The video introduces a new generative modeling technique called Score Entropy Discrete Diffusion (SEDD).
SEDD outperforms autoaggressive Transformers in terms of generation quality and speed.
SEDD allows for controllable generation, including prompting from an arbitrary location.
The model can generate coherent text sequences and can be used to infill text between given prompt tokens.
SEDD is particularly effective for long sequence generation and can achieve high-quality results with fewer sampling steps compared to autoaggressive Transformers.
The model size of SEDD is relatively small compared to autoaggressive Transformers, making it more efficient for large-scale language generation tasks.

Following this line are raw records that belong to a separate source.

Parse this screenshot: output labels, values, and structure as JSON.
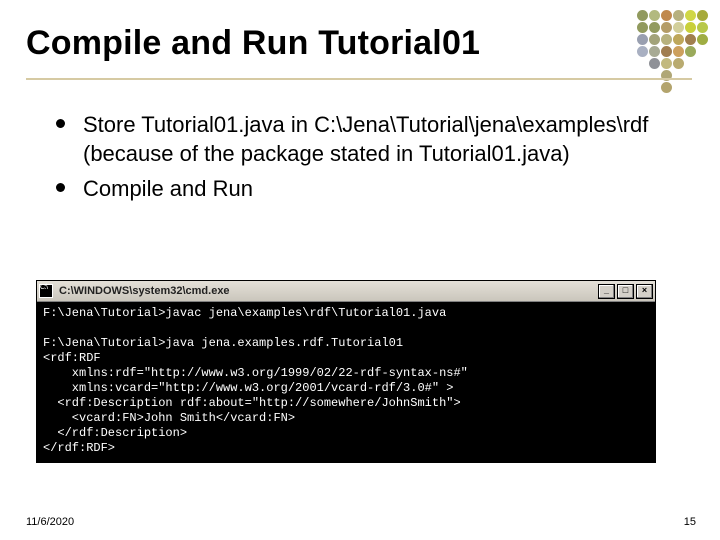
{
  "title": "Compile and Run Tutorial01",
  "bullets": [
    "Store Tutorial01.java in C:\\Jena\\Tutorial\\jena\\examples\\rdf (because of the package stated in Tutorial01.java)",
    "Compile and Run"
  ],
  "cmd": {
    "caption": "C:\\WINDOWS\\system32\\cmd.exe",
    "buttons": {
      "min": "_",
      "max": "□",
      "close": "×"
    },
    "lines": [
      "F:\\Jena\\Tutorial>javac jena\\examples\\rdf\\Tutorial01.java",
      "",
      "F:\\Jena\\Tutorial>java jena.examples.rdf.Tutorial01",
      "<rdf:RDF",
      "    xmlns:rdf=\"http://www.w3.org/1999/02/22-rdf-syntax-ns#\"",
      "    xmlns:vcard=\"http://www.w3.org/2001/vcard-rdf/3.0#\" >",
      "  <rdf:Description rdf:about=\"http://somewhere/JohnSmith\">",
      "    <vcard:FN>John Smith</vcard:FN>",
      "  </rdf:Description>",
      "</rdf:RDF>"
    ]
  },
  "footer": {
    "date": "11/6/2020",
    "page": "15"
  },
  "deco_colors": [
    "#919a5e",
    "#b2b97f",
    "#c0894d",
    "#b7b17e",
    "#d0d747",
    "#a6aa3a",
    "#919a5e",
    "#929b5f",
    "#b49c67",
    "#d2cf9a",
    "#c9d03b",
    "#b8c849",
    "#999fb0",
    "#a2a37a",
    "#b7b17e",
    "#bea75b",
    "#a07f4e",
    "#9fad43",
    "#a9b0c2",
    "#a7aa94",
    "#a07d50",
    "#cda05d",
    "#9aaa5b",
    "",
    "",
    "#8f9197",
    "#c2b97f",
    "#b9ab70",
    "",
    "",
    "",
    "",
    "#b0a776",
    "",
    "",
    "",
    "",
    "",
    "#b3a46d",
    "",
    "",
    ""
  ]
}
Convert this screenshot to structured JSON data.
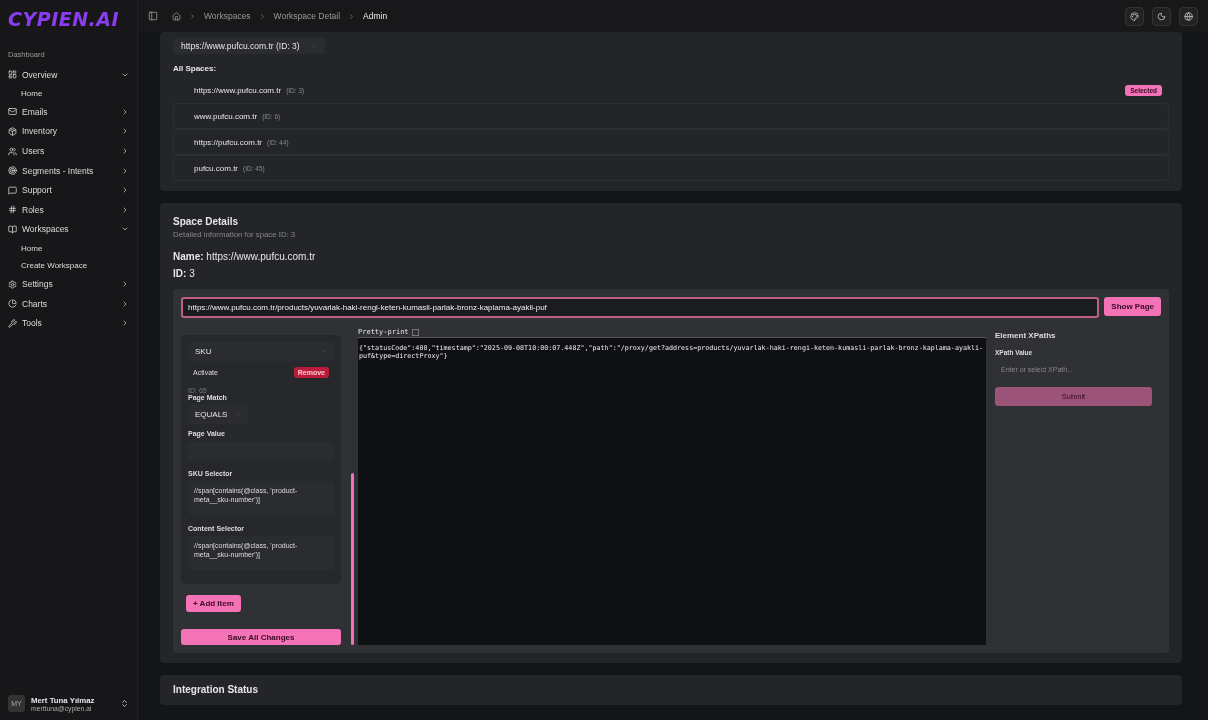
{
  "brand": {
    "logo": "CYPIEN.AI"
  },
  "sidebar": {
    "section": "Dashboard",
    "items": [
      {
        "label": "Overview",
        "expanded": true,
        "children": [
          {
            "label": "Home"
          }
        ]
      },
      {
        "label": "Emails",
        "expanded": false
      },
      {
        "label": "Inventory",
        "expanded": false
      },
      {
        "label": "Users",
        "expanded": false
      },
      {
        "label": "Segments - Intents",
        "expanded": false
      },
      {
        "label": "Support",
        "expanded": false
      },
      {
        "label": "Roles",
        "expanded": false
      },
      {
        "label": "Workspaces",
        "expanded": true,
        "children": [
          {
            "label": "Home"
          },
          {
            "label": "Create Workspace"
          }
        ]
      },
      {
        "label": "Settings",
        "expanded": false
      },
      {
        "label": "Charts",
        "expanded": false
      },
      {
        "label": "Tools",
        "expanded": false
      }
    ],
    "user": {
      "initials": "MY",
      "name": "Mert Tuna Yılmaz",
      "email": "merttuna@cypien.ai"
    }
  },
  "breadcrumbs": [
    "Workspaces",
    "Workspace Detail",
    "Admin"
  ],
  "space_select": {
    "value": "https://www.pufcu.com.tr (ID: 3)"
  },
  "all_spaces": {
    "title": "All Spaces:",
    "badge": "Selected",
    "items": [
      {
        "name": "https://www.pufcu.com.tr",
        "id": "(ID: 3)",
        "selected": true
      },
      {
        "name": "www.pufcu.com.tr",
        "id": "(ID: 6)",
        "selected": false
      },
      {
        "name": "https://pufcu.com.tr",
        "id": "(ID: 44)",
        "selected": false
      },
      {
        "name": "pufcu.com.tr",
        "id": "(ID: 45)",
        "selected": false
      }
    ]
  },
  "space_details": {
    "title": "Space Details",
    "subtitle": "Detailed information for space ID: 3",
    "name_label": "Name:",
    "name": "https://www.pufcu.com.tr",
    "id_label": "ID:",
    "id": "3",
    "url": "https://www.pufcu.com.tr/products/yuvarlak-haki-rengi-keten-kumasli-parlak-bronz-kaplama-ayakli-puf",
    "show_page": "Show Page",
    "item": {
      "type": "SKU",
      "activate": "Activate",
      "remove": "Remove",
      "id": "ID: 65",
      "page_match_label": "Page Match",
      "page_match": "EQUALS",
      "page_value_label": "Page Value",
      "sku_selector_label": "SKU Selector",
      "sku_selector": "//span[contains(@class, 'product-meta__sku-number')]",
      "content_selector_label": "Content Selector",
      "content_selector": "//span[contains(@class, 'product-meta__sku-number')]"
    },
    "add_item": "+ Add Item",
    "save": "Save All Changes",
    "pretty_print": {
      "label": "Pretty-print",
      "checked": false
    },
    "response": "{\"statusCode\":400,\"timestamp\":\"2025-09-08T10:00:07.448Z\",\"path\":\"/proxy/get?address=products/yuvarlak-haki-rengi-keten-kumasli-parlak-bronz-kaplama-ayakli-puf&type=directProxy\"}",
    "xpaths": {
      "title": "Element XPaths",
      "label": "XPath Value",
      "placeholder": "Enter or select XPath...",
      "submit": "Submit"
    }
  },
  "integration": {
    "title": "Integration Status"
  }
}
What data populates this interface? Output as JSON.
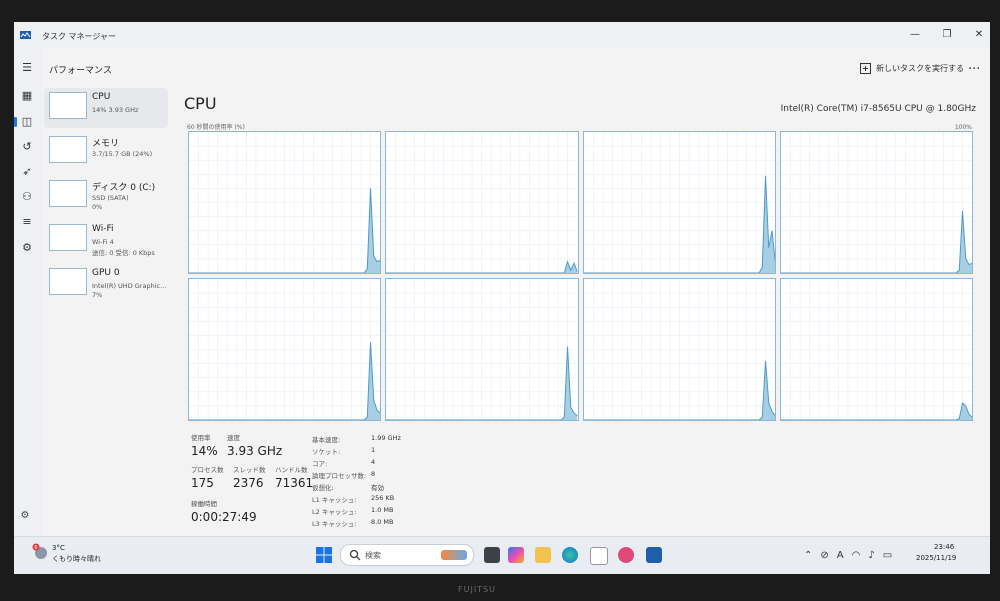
{
  "window": {
    "title": "タスク マネージャー"
  },
  "header": {
    "heading": "パフォーマンス",
    "run_new_task": "新しいタスクを実行する",
    "more": "..."
  },
  "resources": [
    {
      "name": "CPU",
      "detail": "14% 3.93 GHz",
      "selected": true
    },
    {
      "name": "メモリ",
      "detail": "3.7/15.7 GB (24%)",
      "selected": false
    },
    {
      "name": "ディスク 0 (C:)",
      "detail": "SSD (SATA)",
      "detail2": "0%",
      "selected": false
    },
    {
      "name": "Wi-Fi",
      "detail": "Wi-Fi 4",
      "detail2": "送信: 0 受信: 0 Kbps",
      "selected": false
    },
    {
      "name": "GPU 0",
      "detail": "Intel(R) UHD Graphic...",
      "detail2": "7%",
      "selected": false
    }
  ],
  "cpu": {
    "title": "CPU",
    "model": "Intel(R) Core(TM) i7-8565U CPU @ 1.80GHz",
    "chart_caption": "60 秒間の使用率 (%)",
    "chart_max": "100%",
    "accent": "#4d9ac8",
    "fill": "#a6cfe3",
    "stats": {
      "utilization_label": "使用率",
      "utilization": "14%",
      "speed_label": "速度",
      "speed": "3.93 GHz",
      "processes_label": "プロセス数",
      "processes": "175",
      "threads_label": "スレッド数",
      "threads": "2376",
      "handles_label": "ハンドル数",
      "handles": "71361",
      "uptime_label": "稼働時間",
      "uptime": "0:00:27:49"
    },
    "details": [
      {
        "k": "基本速度:",
        "v": "1.99 GHz"
      },
      {
        "k": "ソケット:",
        "v": "1"
      },
      {
        "k": "コア:",
        "v": "4"
      },
      {
        "k": "論理プロセッサ数:",
        "v": "8"
      },
      {
        "k": "仮想化:",
        "v": "有効"
      },
      {
        "k": "L1 キャッシュ:",
        "v": "256 KB"
      },
      {
        "k": "L2 キャッシュ:",
        "v": "1.0 MB"
      },
      {
        "k": "L3 キャッシュ:",
        "v": "8.0 MB"
      }
    ],
    "core_usage": [
      [
        0,
        0,
        0,
        0,
        0,
        0,
        0,
        0,
        0,
        0,
        0,
        0,
        0,
        0,
        0,
        0,
        0,
        0,
        0,
        0,
        0,
        0,
        0,
        0,
        0,
        0,
        0,
        0,
        0,
        0,
        0,
        0,
        0,
        0,
        0,
        0,
        0,
        0,
        0,
        0,
        0,
        0,
        0,
        0,
        0,
        0,
        0,
        0,
        0,
        0,
        0,
        0,
        0,
        0,
        0,
        3,
        60,
        12,
        8,
        9
      ],
      [
        0,
        0,
        0,
        0,
        0,
        0,
        0,
        0,
        0,
        0,
        0,
        0,
        0,
        0,
        0,
        0,
        0,
        0,
        0,
        0,
        0,
        0,
        0,
        0,
        0,
        0,
        0,
        0,
        0,
        0,
        0,
        0,
        0,
        0,
        0,
        0,
        0,
        0,
        0,
        0,
        0,
        0,
        0,
        0,
        0,
        0,
        0,
        0,
        0,
        0,
        0,
        0,
        0,
        0,
        0,
        0,
        8,
        2,
        7,
        1
      ],
      [
        0,
        0,
        0,
        0,
        0,
        0,
        0,
        0,
        0,
        0,
        0,
        0,
        0,
        0,
        0,
        0,
        0,
        0,
        0,
        0,
        0,
        0,
        0,
        0,
        0,
        0,
        0,
        0,
        0,
        0,
        0,
        0,
        0,
        0,
        0,
        0,
        0,
        0,
        0,
        0,
        0,
        0,
        0,
        0,
        0,
        0,
        0,
        0,
        0,
        0,
        0,
        0,
        0,
        0,
        0,
        4,
        69,
        18,
        30,
        8
      ],
      [
        0,
        0,
        0,
        0,
        0,
        0,
        0,
        0,
        0,
        0,
        0,
        0,
        0,
        0,
        0,
        0,
        0,
        0,
        0,
        0,
        0,
        0,
        0,
        0,
        0,
        0,
        0,
        0,
        0,
        0,
        0,
        0,
        0,
        0,
        0,
        0,
        0,
        0,
        0,
        0,
        0,
        0,
        0,
        0,
        0,
        0,
        0,
        0,
        0,
        0,
        0,
        0,
        0,
        0,
        0,
        2,
        44,
        10,
        6,
        7
      ],
      [
        0,
        0,
        0,
        0,
        0,
        0,
        0,
        0,
        0,
        0,
        0,
        0,
        0,
        0,
        0,
        0,
        0,
        0,
        0,
        0,
        0,
        0,
        0,
        0,
        0,
        0,
        0,
        0,
        0,
        0,
        0,
        0,
        0,
        0,
        0,
        0,
        0,
        0,
        0,
        0,
        0,
        0,
        0,
        0,
        0,
        0,
        0,
        0,
        0,
        0,
        0,
        0,
        0,
        0,
        0,
        2,
        55,
        14,
        7,
        5
      ],
      [
        0,
        0,
        0,
        0,
        0,
        0,
        0,
        0,
        0,
        0,
        0,
        0,
        0,
        0,
        0,
        0,
        0,
        0,
        0,
        0,
        0,
        0,
        0,
        0,
        0,
        0,
        0,
        0,
        0,
        0,
        0,
        0,
        0,
        0,
        0,
        0,
        0,
        0,
        0,
        0,
        0,
        0,
        0,
        0,
        0,
        0,
        0,
        0,
        0,
        0,
        0,
        0,
        0,
        0,
        0,
        2,
        52,
        9,
        5,
        3
      ],
      [
        0,
        0,
        0,
        0,
        0,
        0,
        0,
        0,
        0,
        0,
        0,
        0,
        0,
        0,
        0,
        0,
        0,
        0,
        0,
        0,
        0,
        0,
        0,
        0,
        0,
        0,
        0,
        0,
        0,
        0,
        0,
        0,
        0,
        0,
        0,
        0,
        0,
        0,
        0,
        0,
        0,
        0,
        0,
        0,
        0,
        0,
        0,
        0,
        0,
        0,
        0,
        0,
        0,
        0,
        0,
        2,
        42,
        12,
        6,
        3
      ],
      [
        0,
        0,
        0,
        0,
        0,
        0,
        0,
        0,
        0,
        0,
        0,
        0,
        0,
        0,
        0,
        0,
        0,
        0,
        0,
        0,
        0,
        0,
        0,
        0,
        0,
        0,
        0,
        0,
        0,
        0,
        0,
        0,
        0,
        0,
        0,
        0,
        0,
        0,
        0,
        0,
        0,
        0,
        0,
        0,
        0,
        0,
        0,
        0,
        0,
        0,
        0,
        0,
        0,
        0,
        0,
        1,
        12,
        10,
        4,
        2
      ]
    ]
  },
  "taskbar": {
    "weather_temp": "3°C",
    "weather_desc": "くもり時々晴れ",
    "weather_badge": "6",
    "search_placeholder": "検索",
    "time": "23:46",
    "date": "2025/11/19",
    "ime": "A",
    "apps": [
      "task-view",
      "copilot",
      "file-explorer",
      "edge",
      "calendar",
      "media-player",
      "task-manager"
    ]
  },
  "device_brand": "FUJITSU"
}
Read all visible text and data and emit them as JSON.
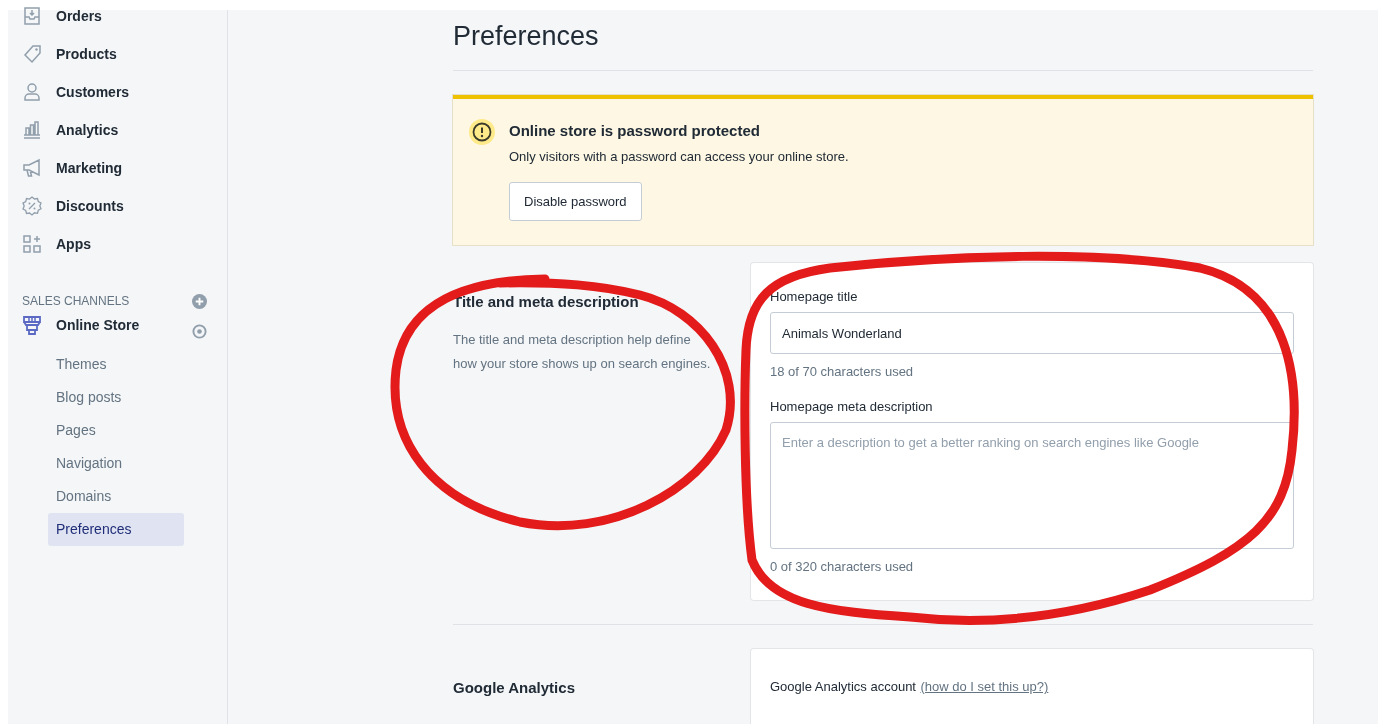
{
  "sidebar": {
    "items": [
      {
        "label": "Orders"
      },
      {
        "label": "Products"
      },
      {
        "label": "Customers"
      },
      {
        "label": "Analytics"
      },
      {
        "label": "Marketing"
      },
      {
        "label": "Discounts"
      },
      {
        "label": "Apps"
      }
    ],
    "sales_channels": {
      "heading": "SALES CHANNELS",
      "channel": "Online Store",
      "subitems": [
        {
          "label": "Themes",
          "selected": false
        },
        {
          "label": "Blog posts",
          "selected": false
        },
        {
          "label": "Pages",
          "selected": false
        },
        {
          "label": "Navigation",
          "selected": false
        },
        {
          "label": "Domains",
          "selected": false
        },
        {
          "label": "Preferences",
          "selected": true
        }
      ]
    }
  },
  "page_title": "Preferences",
  "banner": {
    "title": "Online store is password protected",
    "text": "Only visitors with a password can access your online store.",
    "button": "Disable password"
  },
  "sections": [
    {
      "title": "Title and meta description",
      "description": "The title and meta description help define how your store shows up on search engines.",
      "fields": [
        {
          "kind": "input",
          "label": "Homepage title",
          "value": "Animals Wonderland",
          "help": "18 of 70 characters used"
        },
        {
          "kind": "textarea",
          "label": "Homepage meta description",
          "placeholder": "Enter a description to get a better ranking on search engines like Google",
          "help": "0 of 320 characters used"
        }
      ]
    },
    {
      "title": "Google Analytics",
      "account_label": "Google Analytics account",
      "link": "(how do I set this up?)"
    }
  ]
}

Score-based diffusion models can be extended to discrete spaces by modeling the ratios of the data distribution, known as concrete scores.
A new score matching loss called score entropy is introduced, which can be optimized using denoising implicit variance.
Sampling from the score-based model can be done using a forward and reverse diffusion process, which synergizes with the score entropy loss.
The generation quality of score-based diffusion models can surpass autoregressive modeling because they can generate the whole sequence in parallel.
A likelihood bound based on score entropy is proposed, which aligns with the score entropy loss and allows for comparison with autoregressive models.
Score-based diffusion models challenge the dominance of autoregressive modeling on large-scale sequence generation tasks.
The proposed method outperforms previous continuous diffusion models in terms of likelihood and generation quality.
A discretization scheme called T-leaping is used to efficiently generate sequences from the score-based diffusion model.

Both score-based diffusion models and autoregressive models can learn any probability distribution over a discrete space, but score-based diffusion models may have a better inductive bias and be more amenable to optimization.

The video discusses a method for training a diffusion model using a sequence of sequence neural network (Transformer) with a non-causal mask.
The architecture allows the attention layer to go from everything to everything, similar to BERT.
The model is evaluated using generative perplexity and PET distance metric, showing improvements over previous methods.
The challenge lies in efficiently computing the matrix exponential of a large Q matrix, which can be computationally expensive.
Experimenting with more complex Q matrices did not yield better results due to fundamental architectural differences.